Hudson River Sloop Clearwater condemns Thursday’s West Virginia v. EPA Supreme Court decision to curtail the Environmental Protection Agency’s power to regulate carbon emissions. 

While the decision does not eliminate EPA’s authority to regulate greenhouse gas emission, it blocks broad rules that would compel utilities to close fossil-fuel plants and switch to renewable energy sources. This will greatly slow the just transition to a green economy and progress in fighting climate change. Clearwater decries this and all other attacks on the Clean Air Act , our health, and efforts to reduce carbon pollution from the nation’s biggest emitters.

In 1970, Clearwater founder, Pete Seeger, told the New York Times, “Only the federal government has the power to enact and enforce the laws that are needed.”  Since then, Clearwater has been relentless in advocating for state and federal legislation — including what eventually became the Clean Air Act amendments and other laws of the 1970s and 1980s — that aim to restrict pollution and clean up our air and waterways. As a result of the Clean Air Act’s provisions, unhealthy urban air pollution that plagued cities is largely abated in the United States.

The issue brought by the Plaintiff questioned how severely the EPA can regulate coal-fired power plants, the single largest source of carbon emissions that cause climate change in the United States.

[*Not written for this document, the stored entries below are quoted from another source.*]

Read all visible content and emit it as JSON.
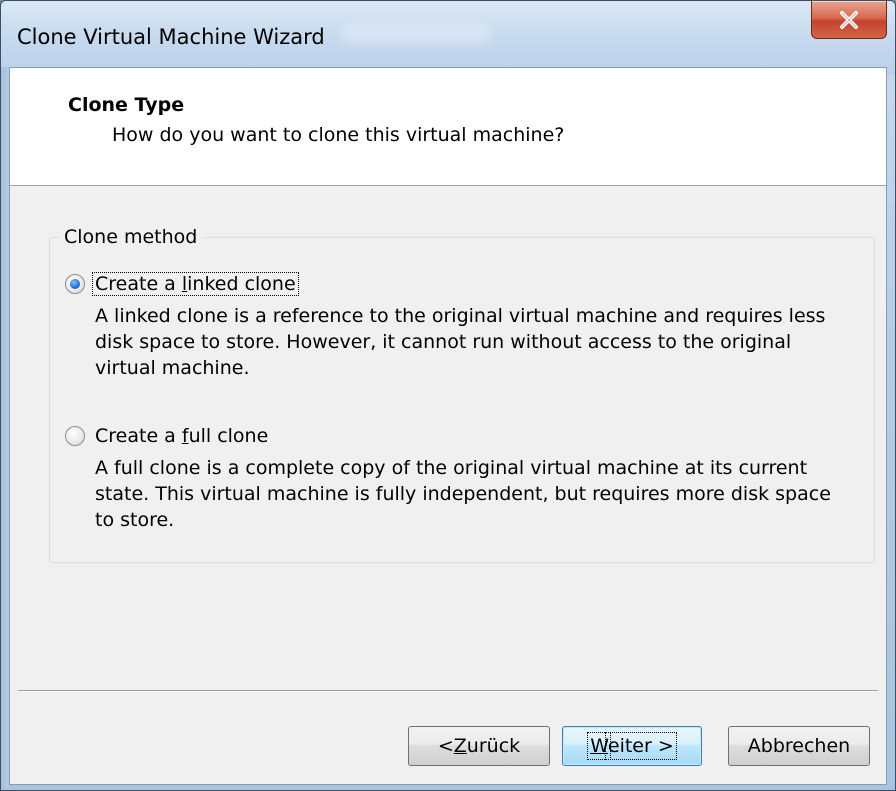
{
  "window": {
    "title": "Clone Virtual Machine Wizard"
  },
  "header": {
    "title": "Clone Type",
    "subtitle": "How do you want to clone this virtual machine?"
  },
  "group": {
    "label": "Clone method"
  },
  "options": [
    {
      "label_pre": "Create a ",
      "label_key": "l",
      "label_post": "inked clone",
      "checked": true,
      "description": "A linked clone is a reference to the original virtual machine and requires less disk space to store. However, it cannot run without access to the original virtual machine."
    },
    {
      "label_pre": "Create a ",
      "label_key": "f",
      "label_post": "ull clone",
      "checked": false,
      "description": "A full clone is a complete copy of the original virtual machine at its current state. This virtual machine is fully independent, but requires more disk space to store."
    }
  ],
  "buttons": {
    "back_pre": "< ",
    "back_key": "Z",
    "back_post": "urück",
    "next_key": "W",
    "next_post": "eiter >",
    "cancel": "Abbrechen"
  },
  "icons": {
    "close": "close-icon"
  },
  "colors": {
    "close_button": "#c2432a",
    "radio_selected": "#1d6ed8",
    "default_button_border": "#3c7fb1"
  }
}
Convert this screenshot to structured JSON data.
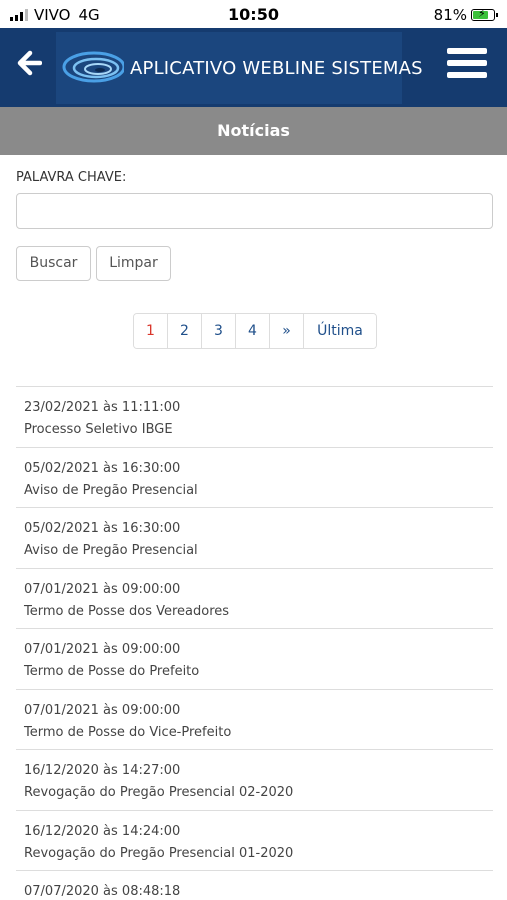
{
  "status_bar": {
    "carrier": "VIVO",
    "network": "4G",
    "time": "10:50",
    "battery": "81%",
    "battery_level": 0.81
  },
  "header": {
    "title": "APLICATIVO WEBLINE SISTEMAS",
    "back_icon": "arrow-left-icon",
    "menu_icon": "hamburger-menu-icon",
    "color": "#153b6f"
  },
  "sub_header": {
    "title": "Notícias",
    "color": "#8a8a8a"
  },
  "search": {
    "label": "PALAVRA CHAVE:",
    "value": "",
    "placeholder": "",
    "search_button": "Buscar",
    "clear_button": "Limpar"
  },
  "pagination": {
    "pages": [
      "1",
      "2",
      "3",
      "4"
    ],
    "active_page": "1",
    "next": "»",
    "last": "Última"
  },
  "news": [
    {
      "date": "23/02/2021 às 11:11:00",
      "title": "Processo Seletivo IBGE"
    },
    {
      "date": "05/02/2021 às 16:30:00",
      "title": "Aviso de Pregão Presencial"
    },
    {
      "date": "05/02/2021 às 16:30:00",
      "title": "Aviso de Pregão Presencial"
    },
    {
      "date": "07/01/2021 às 09:00:00",
      "title": "Termo de Posse dos Vereadores"
    },
    {
      "date": "07/01/2021 às 09:00:00",
      "title": "Termo de Posse do Prefeito"
    },
    {
      "date": "07/01/2021 às 09:00:00",
      "title": "Termo de Posse do Vice-Prefeito"
    },
    {
      "date": "16/12/2020 às 14:27:00",
      "title": "Revogação do Pregão Presencial 02-2020"
    },
    {
      "date": "16/12/2020 às 14:24:00",
      "title": "Revogação do Pregão Presencial 01-2020"
    },
    {
      "date": "07/07/2020 às 08:48:18",
      "title": ""
    }
  ]
}
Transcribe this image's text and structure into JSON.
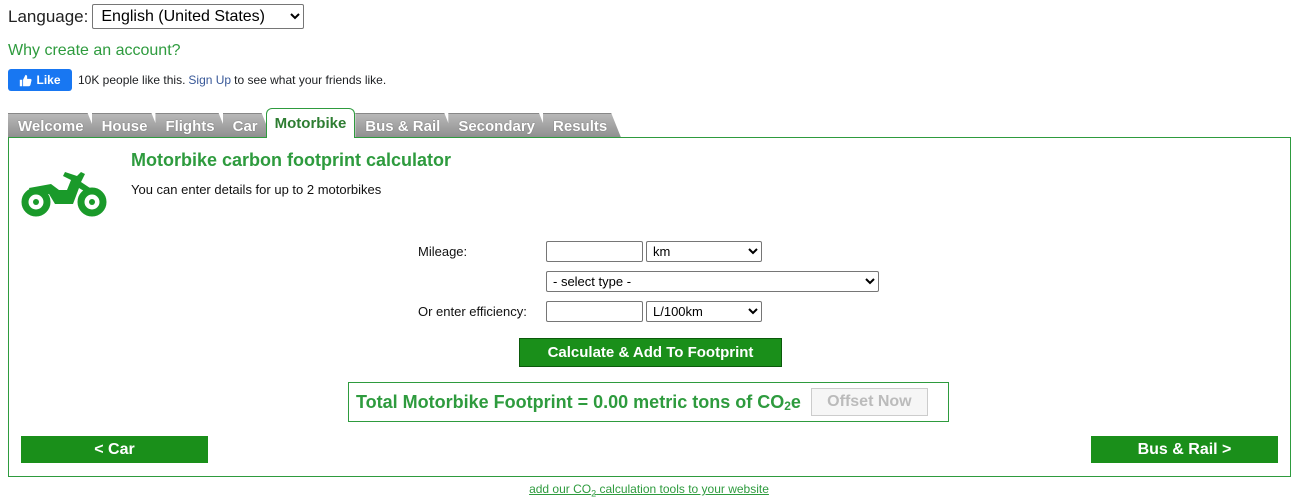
{
  "language": {
    "label": "Language:",
    "selected": "English (United States)"
  },
  "why_link": "Why create an account?",
  "facebook": {
    "like_label": "Like",
    "count_text": "10K people like this.",
    "signup_label": "Sign Up",
    "suffix_text": "to see what your friends like."
  },
  "tabs": [
    {
      "label": "Welcome",
      "active": false
    },
    {
      "label": "House",
      "active": false
    },
    {
      "label": "Flights",
      "active": false
    },
    {
      "label": "Car",
      "active": false
    },
    {
      "label": "Motorbike",
      "active": true
    },
    {
      "label": "Bus & Rail",
      "active": false
    },
    {
      "label": "Secondary",
      "active": false
    },
    {
      "label": "Results",
      "active": false
    }
  ],
  "panel": {
    "title": "Motorbike carbon footprint calculator",
    "subtitle": "You can enter details for up to 2 motorbikes",
    "mileage_label": "Mileage:",
    "mileage_value": "",
    "mileage_unit": "km",
    "type_select": "- select type -",
    "efficiency_label": "Or enter efficiency:",
    "efficiency_value": "",
    "efficiency_unit": "L/100km",
    "calculate_button": "Calculate & Add To Footprint",
    "total_text": "Total Motorbike Footprint = 0.00 metric tons of CO",
    "total_sub": "2",
    "total_suffix": "e",
    "offset_button": "Offset Now",
    "prev_button": "< Car",
    "next_button": "Bus & Rail >"
  },
  "footer": {
    "link_prefix": "add our CO",
    "link_sub": "2",
    "link_suffix": " calculation tools to your website"
  },
  "colors": {
    "brand_green": "#2e9b3e",
    "button_green": "#1a8f1a",
    "facebook_blue": "#1877f2"
  }
}
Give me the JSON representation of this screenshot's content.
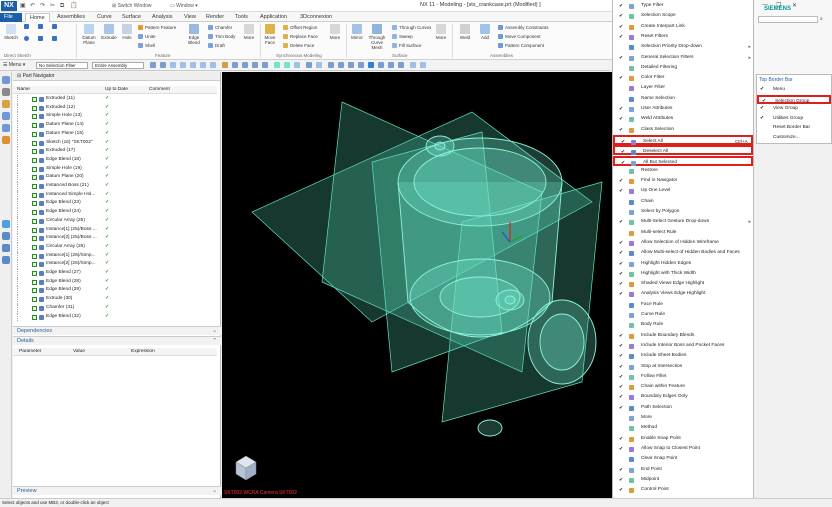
{
  "app": {
    "logo": "NX",
    "title": "NX 11 - Modeling - [sts_crankcase.prt (Modified) ]",
    "switch_window": "Switch Window",
    "window": "Window",
    "brand": "SIEMENS"
  },
  "tabs": [
    "File",
    "Home",
    "Assemblies",
    "Curve",
    "Surface",
    "Analysis",
    "View",
    "Render",
    "Tools",
    "Application",
    "3Dconnexion"
  ],
  "ribbon": {
    "sketch": "Sketch",
    "direct_sketch": "Direct Sketch",
    "datum": "Datum Plane",
    "extrude": "Extrude",
    "hole": "Hole",
    "pattern_feature": "Pattern Feature",
    "unite": "Unite",
    "shell": "Shell",
    "edge_blend": "Edge Blend",
    "chamfer": "Chamfer",
    "trim_body": "Trim Body",
    "draft": "Draft",
    "more1": "More",
    "feature": "Feature",
    "move_face": "Move Face",
    "offset_region": "Offset Region",
    "replace_face": "Replace Face",
    "delete_face": "Delete Face",
    "synchronous": "Synchronous Modeling",
    "more2": "More",
    "mirror": "Mirror",
    "through_curve_mesh": "Through Curve Mesh",
    "through_curves": "Through Curves",
    "sweep": "Sweep",
    "fill_surface": "Fill Surface",
    "surface": "Surface",
    "more3": "More",
    "weld": "Weld",
    "add": "Add",
    "assembly_constraints": "Assembly Constraints",
    "move_component": "Move Component",
    "pattern_component": "Pattern Component",
    "assemblies": "Assemblies"
  },
  "toolbar": {
    "menu": "Menu",
    "filter": "No Selection Filter",
    "scope": "Entire Assembly"
  },
  "navigator": {
    "title": "Part Navigator",
    "columns": [
      "Name",
      "Up to Date",
      "Comment"
    ],
    "rows": [
      "Extruded (11)",
      "Extruded (12)",
      "Simple Hole (13)",
      "Datum Plane (14)",
      "Datum Plane (15)",
      "Sketch (16) \"SKT002\"",
      "Extruded (17)",
      "Edge Blend (18)",
      "Simple Hole (19)",
      "Datum Plane (20)",
      "Instanced Boss (21)",
      "Instanced Simple Hol...",
      "Edge Blend (23)",
      "Edge Blend (24)",
      "Circular Array (25)",
      "Instance[1] (25)/Boss ...",
      "Instance[2] (25)/Boss ...",
      "Circular Array (26)",
      "Instance[1] (26)/Simp...",
      "Instance[2] (26)/Simp...",
      "Edge Blend (27)",
      "Edge Blend (28)",
      "Edge Blend (29)",
      "Extrude (30)",
      "Chamfer (31)",
      "Edge Blend (32)"
    ],
    "dependencies": "Dependencies",
    "details": "Details",
    "detail_cols": [
      "Parameter",
      "Value",
      "Expression"
    ],
    "preview": "Preview"
  },
  "viewport": {
    "caption": "SKT002 WCRA Camera SKT002"
  },
  "menu": {
    "items": [
      {
        "label": "Type Filter",
        "check": true
      },
      {
        "label": "Selection Scope",
        "check": true
      },
      {
        "label": "Create Interpart Link",
        "check": true
      },
      {
        "label": "Reset Filters",
        "check": true
      },
      {
        "label": "Selection Priority Drop-down",
        "check": false,
        "arrow": true
      },
      {
        "label": "General Selection Filters",
        "check": true,
        "arrow": true
      },
      {
        "label": "Detailed Filtering",
        "check": false
      },
      {
        "label": "Color Filter",
        "check": true
      },
      {
        "label": "Layer Filter",
        "check": false
      },
      {
        "label": "Name Selection",
        "check": false
      },
      {
        "label": "User Attributes",
        "check": true
      },
      {
        "label": "Weld Attributes",
        "check": true
      },
      {
        "label": "Class Selection",
        "check": true
      },
      {
        "label": "Select All",
        "check": true,
        "shortcut": "Ctrl+A",
        "hl": true
      },
      {
        "label": "Deselect All",
        "check": true,
        "hl": true
      },
      {
        "label": "All But Selected",
        "check": true,
        "hl": true
      },
      {
        "label": "Restore",
        "check": false
      },
      {
        "label": "Find in Navigator",
        "check": true
      },
      {
        "label": "Up One Level",
        "check": true
      },
      {
        "label": "Chain",
        "check": false
      },
      {
        "label": "Select by Polygon",
        "check": false
      },
      {
        "label": "Multi-Select Gesture Drop-down",
        "check": true,
        "arrow": true
      },
      {
        "label": "Multi-select Rule",
        "check": false
      },
      {
        "label": "Allow Selection of Hidden Wireframe",
        "check": true
      },
      {
        "label": "Allow Multi-select of Hidden Bodies and Faces",
        "check": true
      },
      {
        "label": "Highlight Hidden Edges",
        "check": true
      },
      {
        "label": "Highlight with Thick Width",
        "check": true
      },
      {
        "label": "Shaded Views Edge Highlight",
        "check": true
      },
      {
        "label": "Analysis Views Edge Highlight",
        "check": true
      },
      {
        "label": "Face Rule",
        "check": false
      },
      {
        "label": "Curve Rule",
        "check": false
      },
      {
        "label": "Body Rule",
        "check": false
      },
      {
        "label": "Include Boundary Blends",
        "check": true
      },
      {
        "label": "Include Interior Boss and Pocket Faces",
        "check": true
      },
      {
        "label": "Include Sheet Bodies",
        "check": true
      },
      {
        "label": "Stop at Intersection",
        "check": true
      },
      {
        "label": "Follow Fillet",
        "check": true
      },
      {
        "label": "Chain within Feature",
        "check": true
      },
      {
        "label": "Boundary Edges Only",
        "check": true
      },
      {
        "label": "Path Selection",
        "check": true
      },
      {
        "label": "More",
        "check": false
      },
      {
        "label": "Method",
        "check": false
      },
      {
        "label": "Enable Snap Point",
        "check": true
      },
      {
        "label": "Allow Snap to Closest Point",
        "check": true
      },
      {
        "label": "Clear Snap Point",
        "check": false
      },
      {
        "label": "End Point",
        "check": true
      },
      {
        "label": "Midpoint",
        "check": true
      },
      {
        "label": "Control Point",
        "check": true
      }
    ]
  },
  "submenu": {
    "title": "Top Border Bar",
    "items": [
      {
        "label": "Menu",
        "check": true
      },
      {
        "label": "Selection Group",
        "check": true,
        "hl": true
      },
      {
        "label": "View Group",
        "check": true
      },
      {
        "label": "Utilities Group",
        "check": true
      },
      {
        "label": "Reset Border Bar",
        "check": false
      },
      {
        "label": "Customize...",
        "check": false
      }
    ]
  },
  "status": "Select objects and use MB3, or double-click an object",
  "colors": {
    "accent": "#1a5fa8",
    "highlight": "#e01e1e",
    "model": "#6fe6c9"
  }
}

By adopting a narrow reading of the Clean Air Act, SCOTUS’ decision cripples  our nation’s ability to reach the Biden administration’s ambitious climate goals, required to stave off the worst impacts of climate change.

This unconscionable 6:3 ruling states that Congress must legislate such sweeping mandates. Getting to such outcomes must be augmented by  local environmental coalition building, continuing efforts  that began in the Trump era. Increasing the importance of state-level offices that impact emissions, clean air, and climate change is crucial to the health of our communities. Under the Clean Air Act, states have the option to create their own plans to meet national clean air standards by writing state-specific pollution control plans tailored to local conditions. Despite Thursday’s decision, the EPA still has the authority to regulate pollutants from individual facilities causing pollution at the state level, but those that might target public health outcomes primarily get greenhouse gas reductions as a side benefit. 

At the state level, through regional advocacy coalitions, Clearwater’s fight for climate justice focuses on individual power plants, factories and other facilities that produce pollution in the Hudson Valley –  a battle in which we are no newcomer. In the fight for clean air and clean water, we support the Environmental Bond Act, the Green Amendment to the New York State Constitution, New York’s Climate Leadership and Community Protection Act, NYS DEC’s denial of the Title V air permit for the proposed Danskammer Fracked Gas Plant and ensuring that decommissioning the Indian Point Nuclear Power Plant does not adversely affect disadvantaged communities on the Hudson.

Now more than ever, we must encourage our elected officials to act. Clearwater applauded NY Governor Hochul’s leadership on climate in April, when the administration included a historic $400 million Environmental Protection Fund and a $4 billion Clean Water, Clean Air, and Green Jobs Environmental Bond Act in the NYS budget for the 2023 fiscal year. While  this ruling erodes executive authority to transition the U.S. towards a renewable and just energy future, we stand with calls to the highest office in the land to continue to act to slow climate change.

The decision by the Supreme Court impedes the struggle to mitigate the impacts of climate change – impacts already apparent, particularly in historically marginalized communities, and now likely to grow and fester. In the tradition of grassroots advocacy, Clearwater believes ordinary people can work together to fight the threats to our environment. We will continue to work cooperatively with concerned citizens, elected officials, as well as state and federal regulatory agencies to find solutions that address the global climate emergency and produce positive changes to protect our planet.